The multivitamin see-saw                           
            Few topics in medicine have been as subject to confusion and contradiction as vitamins. Although the study of vitamins became well established a little more than a century ago there are many aspects of these micronutrients that are still poorly understood. One of the main reasons for the confusion is the failure to recognize, even today, that a vitamin never works alone but is only one ingredient in a vast stew of nutrients that number in the thousands in a single pot – the human body. Any cook knows that adding an excessive amount of a single ingredient will spoil the dish but many studies still follow such a faulty recipe. Large doses of single vitamins don’t yield the results of a diet rich in fruits and vegetables.

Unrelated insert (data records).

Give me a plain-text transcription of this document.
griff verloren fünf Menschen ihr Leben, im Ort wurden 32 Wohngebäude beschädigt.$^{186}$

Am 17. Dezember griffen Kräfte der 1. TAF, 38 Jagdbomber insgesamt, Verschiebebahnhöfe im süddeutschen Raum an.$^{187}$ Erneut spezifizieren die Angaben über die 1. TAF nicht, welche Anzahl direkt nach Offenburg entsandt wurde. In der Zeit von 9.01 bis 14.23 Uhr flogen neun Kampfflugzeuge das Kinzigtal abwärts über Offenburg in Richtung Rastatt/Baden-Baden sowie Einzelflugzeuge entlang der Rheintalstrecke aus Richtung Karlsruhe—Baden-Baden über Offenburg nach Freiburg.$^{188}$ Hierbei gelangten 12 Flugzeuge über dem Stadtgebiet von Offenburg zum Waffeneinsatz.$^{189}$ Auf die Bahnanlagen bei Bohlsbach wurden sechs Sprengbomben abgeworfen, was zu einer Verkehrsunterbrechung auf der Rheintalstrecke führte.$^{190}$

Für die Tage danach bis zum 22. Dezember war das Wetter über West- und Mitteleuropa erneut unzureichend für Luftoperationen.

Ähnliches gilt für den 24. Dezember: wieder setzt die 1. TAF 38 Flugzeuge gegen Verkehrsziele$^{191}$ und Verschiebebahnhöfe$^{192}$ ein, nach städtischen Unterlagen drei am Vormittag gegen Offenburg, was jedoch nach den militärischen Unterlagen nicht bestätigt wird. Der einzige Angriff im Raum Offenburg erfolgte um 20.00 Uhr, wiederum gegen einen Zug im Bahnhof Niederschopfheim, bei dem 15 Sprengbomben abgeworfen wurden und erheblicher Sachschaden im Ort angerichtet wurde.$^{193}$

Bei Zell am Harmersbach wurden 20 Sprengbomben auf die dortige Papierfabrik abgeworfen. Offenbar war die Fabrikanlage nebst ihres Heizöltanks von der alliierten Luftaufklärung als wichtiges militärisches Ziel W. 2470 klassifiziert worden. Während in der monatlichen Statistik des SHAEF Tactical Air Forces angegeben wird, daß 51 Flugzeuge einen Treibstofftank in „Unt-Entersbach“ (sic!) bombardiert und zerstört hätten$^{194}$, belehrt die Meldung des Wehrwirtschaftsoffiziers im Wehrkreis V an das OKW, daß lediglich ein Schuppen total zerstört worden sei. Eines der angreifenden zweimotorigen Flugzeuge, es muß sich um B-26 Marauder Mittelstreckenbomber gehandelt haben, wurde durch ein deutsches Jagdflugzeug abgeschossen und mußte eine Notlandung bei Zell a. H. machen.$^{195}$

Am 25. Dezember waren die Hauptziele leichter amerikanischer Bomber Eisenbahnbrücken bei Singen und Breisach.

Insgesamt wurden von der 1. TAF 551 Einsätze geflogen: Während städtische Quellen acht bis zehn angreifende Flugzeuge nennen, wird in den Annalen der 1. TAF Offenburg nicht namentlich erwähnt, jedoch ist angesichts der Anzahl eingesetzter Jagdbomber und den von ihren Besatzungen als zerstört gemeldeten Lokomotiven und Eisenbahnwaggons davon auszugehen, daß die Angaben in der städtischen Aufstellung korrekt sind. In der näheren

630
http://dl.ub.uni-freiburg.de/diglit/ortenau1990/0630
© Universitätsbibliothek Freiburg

            You have probably heard that “if you have a normal diet you don’t need vitamins.”  That’s true but few people, especially in the U.S., have a normal diet. Humans evolved to eat a couple of pounds of plant foods with their abundance of vitamins A, B, C, E and K every day. The government suggests at least 5 servings a day of fruits and vegetables. Barely one adult in five even comes close to that low standard. Adolescents actually take in, on average, only nine-tenths of a serving on a daily basis and that typically consists of tomatoes, iceberg lettuce or French fries. Ask any school cafeteria worker how many trash can loads of salad and fruit are dumped by students every day.            Obstetricians are aware that the vast majority of their pregnant patients get inadequate amounts of essential nutrients such as folic acid, found in leafy greens, so they prescribe prenatal vitamins for all of them. One reason is that a deficiency of folic acid, one of the B vitamins, is a major cause of birth defects that range from spinal cord anomalies to cleft palate and heart abnormalities. By the time a woman comes in for her first prenatal check the damage has been done, so all women of childbearing age, whether or not they intend to become pregnant, should take a multivitamin.
            Seniors not only have erratic eating habits but the aging process, the stress of chronic disease, prescription drugs, the poor absorption of several nutrients and the avoidance of vitamin D-generating sunshine make a daily multivitamin a prudent choice.
            That doesn’t leave many of us with a “normal” diet, does it?